O destaque faria com que a ADI (Ação Direta de Inconstitucionalidade) 2.111—em análise no plenário virtual— passasse por um novo julgamento presencial, o que representava uma esperança de que o processo pudesse ser rediscutido na corte, com resultado mais favorável. Desta forma, acaba qualquer possibilidade de ação favorável na Justiça.
O Supremo negou a revisão da vida toda aos aposentados no último dia 15, reafirmando entendimento de 2024 e 2025. A corte concluiu julgamento de recurso no tema 1.102, que trata diretamente da correção, e manteve sua posição contrária por 8 votos a 2. Nesta terça (19), foi publicado o trânsito em julgado da ação, que determina o final do caso.

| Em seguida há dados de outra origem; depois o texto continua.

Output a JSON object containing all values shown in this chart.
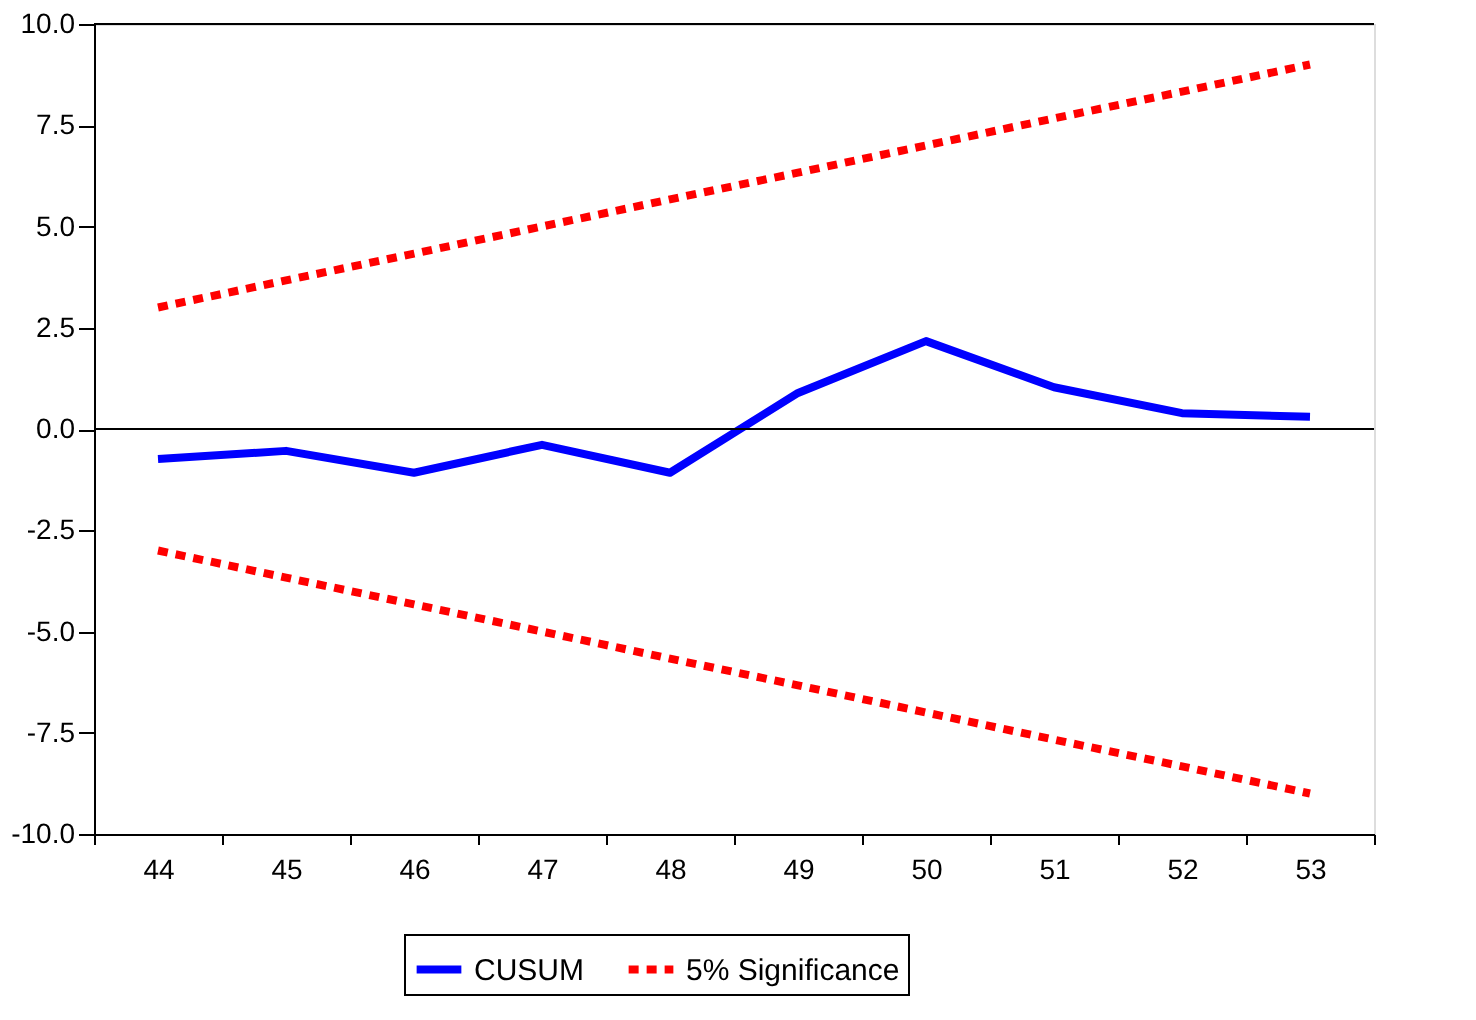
{
  "chart_data": {
    "type": "line",
    "categories": [
      "44",
      "45",
      "46",
      "47",
      "48",
      "49",
      "50",
      "51",
      "52",
      "53"
    ],
    "series": [
      {
        "name": "CUSUM",
        "color": "#0000ff",
        "line_style": "solid",
        "values": [
          -0.74,
          -0.54,
          -1.08,
          -0.39,
          -1.08,
          0.89,
          2.17,
          1.03,
          0.39,
          0.3
        ]
      },
      {
        "name": "5% Significance",
        "color": "#ff0000",
        "line_style": "dotted",
        "values": [
          3.0,
          3.67,
          4.33,
          5.0,
          5.67,
          6.33,
          7.0,
          7.67,
          8.33,
          9.0
        ]
      },
      {
        "color": "#ff0000",
        "line_style": "dotted",
        "values": [
          -3.0,
          -3.67,
          -4.33,
          -5.0,
          -5.67,
          -6.33,
          -7.0,
          -7.67,
          -8.33,
          -9.0
        ]
      }
    ],
    "ylim": [
      -10,
      10
    ],
    "yticks": [
      {
        "value": 10,
        "label": "10.0"
      },
      {
        "value": 7.5,
        "label": "7.5"
      },
      {
        "value": 5,
        "label": "5.0"
      },
      {
        "value": 2.5,
        "label": "2.5"
      },
      {
        "value": 0,
        "label": "0.0"
      },
      {
        "value": -2.5,
        "label": "-2.5"
      },
      {
        "value": -5,
        "label": "-5.0"
      },
      {
        "value": -7.5,
        "label": "-7.5"
      },
      {
        "value": -10,
        "label": "-10.0"
      }
    ],
    "ref_lines": [
      {
        "axis": "y",
        "value": 0,
        "color": "#000000",
        "line_style": "solid"
      }
    ],
    "grid": false,
    "legend": "bottom",
    "marker": "none"
  }
}
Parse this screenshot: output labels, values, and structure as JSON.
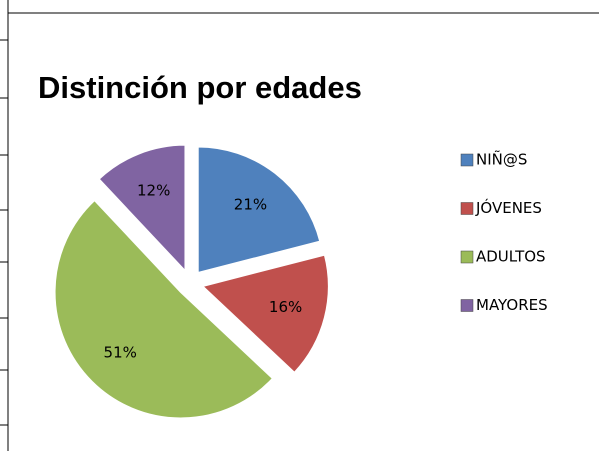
{
  "chart_data": {
    "type": "pie",
    "title": "Distinción por edades",
    "categories": [
      "NIÑ@S",
      "JÓVENES",
      "ADULTOS",
      "MAYORES"
    ],
    "values": [
      21,
      16,
      51,
      12
    ],
    "value_labels": [
      "21%",
      "16%",
      "51%",
      "12%"
    ],
    "colors": [
      "#4f81bd",
      "#c0504d",
      "#9bbb59",
      "#8064a2"
    ],
    "legend": "right"
  }
}
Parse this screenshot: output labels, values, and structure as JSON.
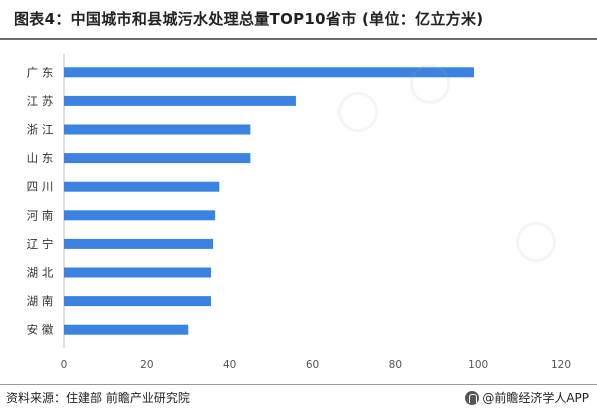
{
  "title": "图表4：中国城市和县城污水处理总量TOP10省市 (单位：亿立方米)",
  "footer": {
    "source": "资料来源：住建部 前瞻产业研究院",
    "brand": "@前瞻经济学人APP"
  },
  "chart_data": {
    "type": "bar",
    "orientation": "horizontal",
    "categories": [
      "广 东",
      "江 苏",
      "浙 江",
      "山 东",
      "四 川",
      "河 南",
      "辽 宁",
      "湖 北",
      "湖 南",
      "安 徽"
    ],
    "values": [
      99,
      56,
      45,
      45,
      37.5,
      36.5,
      36,
      35.5,
      35.5,
      30
    ],
    "xlim": [
      0,
      120
    ],
    "xticks": [
      0,
      20,
      40,
      60,
      80,
      100,
      120
    ],
    "bar_color": "#3c82e0",
    "grid": false,
    "legend": "none"
  }
}
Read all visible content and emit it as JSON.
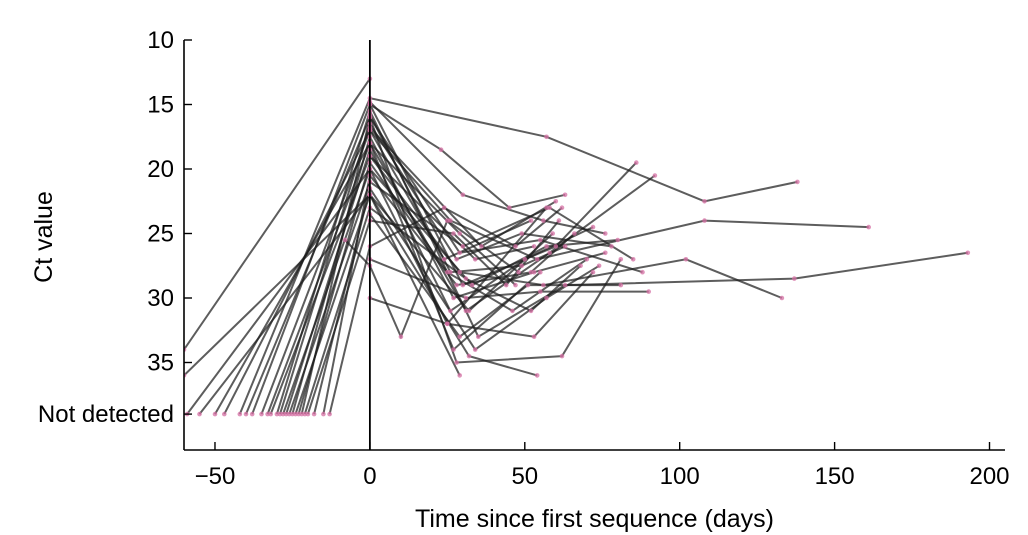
{
  "chart_data": {
    "type": "line",
    "title": "",
    "xlabel": "Time since first sequence (days)",
    "ylabel": "Ct value",
    "xlim": [
      -60,
      205
    ],
    "ylim": [
      10,
      40
    ],
    "y_inverted": true,
    "x_ticks": [
      -50,
      0,
      50,
      100,
      150,
      200
    ],
    "x_tick_labels": [
      "−50",
      "0",
      "50",
      "100",
      "150",
      "200"
    ],
    "y_ticks": [
      10,
      15,
      20,
      25,
      30,
      35,
      39
    ],
    "y_tick_labels": [
      "10",
      "15",
      "20",
      "25",
      "30",
      "35",
      "Not detected"
    ],
    "not_detected_value": 39,
    "reference_line_x": 0,
    "line_color": "#1f1f1f",
    "point_color": "#d46fa3",
    "grid": false,
    "series": [
      {
        "points": [
          [
            -60,
            34
          ],
          [
            0,
            13
          ]
        ]
      },
      {
        "points": [
          [
            -60,
            36
          ],
          [
            0,
            22
          ],
          [
            29,
            36
          ]
        ]
      },
      {
        "points": [
          [
            -59,
            39
          ],
          [
            0,
            20
          ],
          [
            25,
            32
          ],
          [
            57,
            23
          ]
        ]
      },
      {
        "points": [
          [
            -55,
            39
          ],
          [
            0,
            22
          ],
          [
            32,
            31
          ],
          [
            59,
            25
          ]
        ]
      },
      {
        "points": [
          [
            -50,
            39
          ],
          [
            0,
            18
          ],
          [
            27,
            34
          ],
          [
            55,
            28
          ]
        ]
      },
      {
        "points": [
          [
            -47,
            39
          ],
          [
            0,
            17
          ],
          [
            24,
            27
          ],
          [
            52,
            24
          ]
        ]
      },
      {
        "points": [
          [
            -42,
            39
          ],
          [
            0,
            14.5
          ],
          [
            57,
            17.5
          ],
          [
            108,
            22.5
          ],
          [
            138,
            21
          ]
        ]
      },
      {
        "points": [
          [
            -40,
            39
          ],
          [
            0,
            16
          ],
          [
            28,
            35
          ],
          [
            62,
            34.5
          ],
          [
            81,
            27
          ]
        ]
      },
      {
        "points": [
          [
            -38,
            39
          ],
          [
            0,
            15
          ],
          [
            30,
            29
          ],
          [
            60,
            26
          ],
          [
            86,
            19.5
          ]
        ]
      },
      {
        "points": [
          [
            -35,
            39
          ],
          [
            0,
            17
          ],
          [
            26,
            24
          ],
          [
            54,
            27
          ],
          [
            108,
            24
          ],
          [
            161,
            24.5
          ]
        ]
      },
      {
        "points": [
          [
            -33,
            39
          ],
          [
            0,
            18
          ],
          [
            31,
            31
          ],
          [
            58,
            26.5
          ],
          [
            92,
            20.5
          ]
        ]
      },
      {
        "points": [
          [
            -32,
            39
          ],
          [
            0,
            19
          ],
          [
            29,
            28
          ],
          [
            56,
            29
          ],
          [
            102,
            27
          ],
          [
            133,
            30
          ]
        ]
      },
      {
        "points": [
          [
            -30,
            39
          ],
          [
            0,
            15.5
          ],
          [
            35,
            33
          ],
          [
            63,
            29
          ],
          [
            137,
            28.5
          ],
          [
            193,
            26.5
          ]
        ]
      },
      {
        "points": [
          [
            -29,
            39
          ],
          [
            0,
            16.5
          ],
          [
            28,
            27
          ],
          [
            49,
            25
          ],
          [
            78,
            26
          ]
        ]
      },
      {
        "points": [
          [
            -28,
            39
          ],
          [
            0,
            20
          ],
          [
            33,
            29
          ],
          [
            57,
            26
          ],
          [
            80,
            25.5
          ]
        ]
      },
      {
        "points": [
          [
            -27,
            39
          ],
          [
            0,
            18.5
          ],
          [
            26,
            31
          ],
          [
            50,
            27
          ],
          [
            72,
            24.5
          ]
        ]
      },
      {
        "points": [
          [
            -26,
            39
          ],
          [
            0,
            21
          ],
          [
            30,
            26
          ],
          [
            58,
            23
          ],
          [
            85,
            27
          ]
        ]
      },
      {
        "points": [
          [
            -25,
            39
          ],
          [
            0,
            17.5
          ],
          [
            27,
            30
          ],
          [
            53,
            28
          ],
          [
            76,
            26.5
          ]
        ]
      },
      {
        "points": [
          [
            -24,
            39
          ],
          [
            0,
            22
          ],
          [
            32,
            34.5
          ],
          [
            54,
            36
          ]
        ]
      },
      {
        "points": [
          [
            -23,
            39
          ],
          [
            0,
            19.5
          ],
          [
            25,
            28
          ],
          [
            46,
            31
          ],
          [
            70,
            27
          ]
        ]
      },
      {
        "points": [
          [
            -22,
            39
          ],
          [
            0,
            16
          ],
          [
            29,
            26.5
          ],
          [
            55,
            25.5
          ],
          [
            88,
            28
          ]
        ]
      },
      {
        "points": [
          [
            -21,
            39
          ],
          [
            0,
            23
          ],
          [
            31,
            28.5
          ],
          [
            52,
            31
          ],
          [
            68,
            27.5
          ]
        ]
      },
      {
        "points": [
          [
            -20,
            39
          ],
          [
            0,
            24
          ],
          [
            27,
            25
          ],
          [
            44,
            29
          ],
          [
            61,
            24
          ]
        ]
      },
      {
        "points": [
          [
            -18,
            39
          ],
          [
            0,
            21.5
          ],
          [
            34,
            34
          ],
          [
            57,
            30
          ],
          [
            74,
            27.5
          ]
        ]
      },
      {
        "points": [
          [
            -15,
            39
          ],
          [
            0,
            20.5
          ],
          [
            28,
            29
          ],
          [
            52,
            28
          ],
          [
            66,
            25
          ]
        ]
      },
      {
        "points": [
          [
            -13,
            39
          ],
          [
            0,
            26
          ],
          [
            24,
            23
          ],
          [
            47,
            26
          ],
          [
            62,
            23
          ]
        ]
      },
      {
        "points": [
          [
            -8,
            25.5
          ],
          [
            0,
            27.5
          ],
          [
            10,
            33
          ],
          [
            25,
            24
          ],
          [
            48,
            28
          ]
        ]
      },
      {
        "points": [
          [
            0,
            30
          ],
          [
            25,
            32
          ],
          [
            53,
            33
          ],
          [
            72,
            28
          ]
        ]
      },
      {
        "points": [
          [
            0,
            27
          ],
          [
            31,
            30
          ],
          [
            55,
            29.5
          ],
          [
            90,
            29.5
          ]
        ]
      },
      {
        "points": [
          [
            0,
            15
          ],
          [
            23,
            18.5
          ],
          [
            45,
            23
          ],
          [
            63,
            22
          ]
        ]
      },
      {
        "points": [
          [
            0,
            14.8
          ],
          [
            30,
            22
          ],
          [
            56,
            24
          ],
          [
            76,
            25
          ]
        ]
      },
      {
        "points": [
          [
            0,
            16.8
          ],
          [
            36,
            26
          ],
          [
            60,
            22.5
          ]
        ]
      },
      {
        "points": [
          [
            0,
            18
          ],
          [
            29,
            25
          ],
          [
            47,
            29
          ]
        ]
      },
      {
        "points": [
          [
            0,
            15.8
          ],
          [
            26,
            28
          ],
          [
            49,
            27.5
          ],
          [
            63,
            26
          ]
        ]
      },
      {
        "points": [
          [
            0,
            19
          ],
          [
            34,
            27
          ],
          [
            53,
            26
          ]
        ]
      },
      {
        "points": [
          [
            0,
            23.5
          ],
          [
            29,
            33
          ],
          [
            51,
            29
          ],
          [
            81,
            29
          ]
        ]
      }
    ]
  }
}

Fachin havia pedido destaque na ADI 2.111, que trata sobre o fator previdenciário, mas que também discutia a revisão. Ele havia concordado com o posicionamento do ministro Dias Toffoli.
Toffoli votou para garantir a revisão da vida toda a aposentados que tenham direito a ela e entraram com ação na Justiça entre 16 de dezembro de 2019 e 5 de abril de 2024. As datas correspondem ao período em que a tese foi aprovada no STJ (Superior Tribunal de Justiça) e, depois, derrubada no Supremo.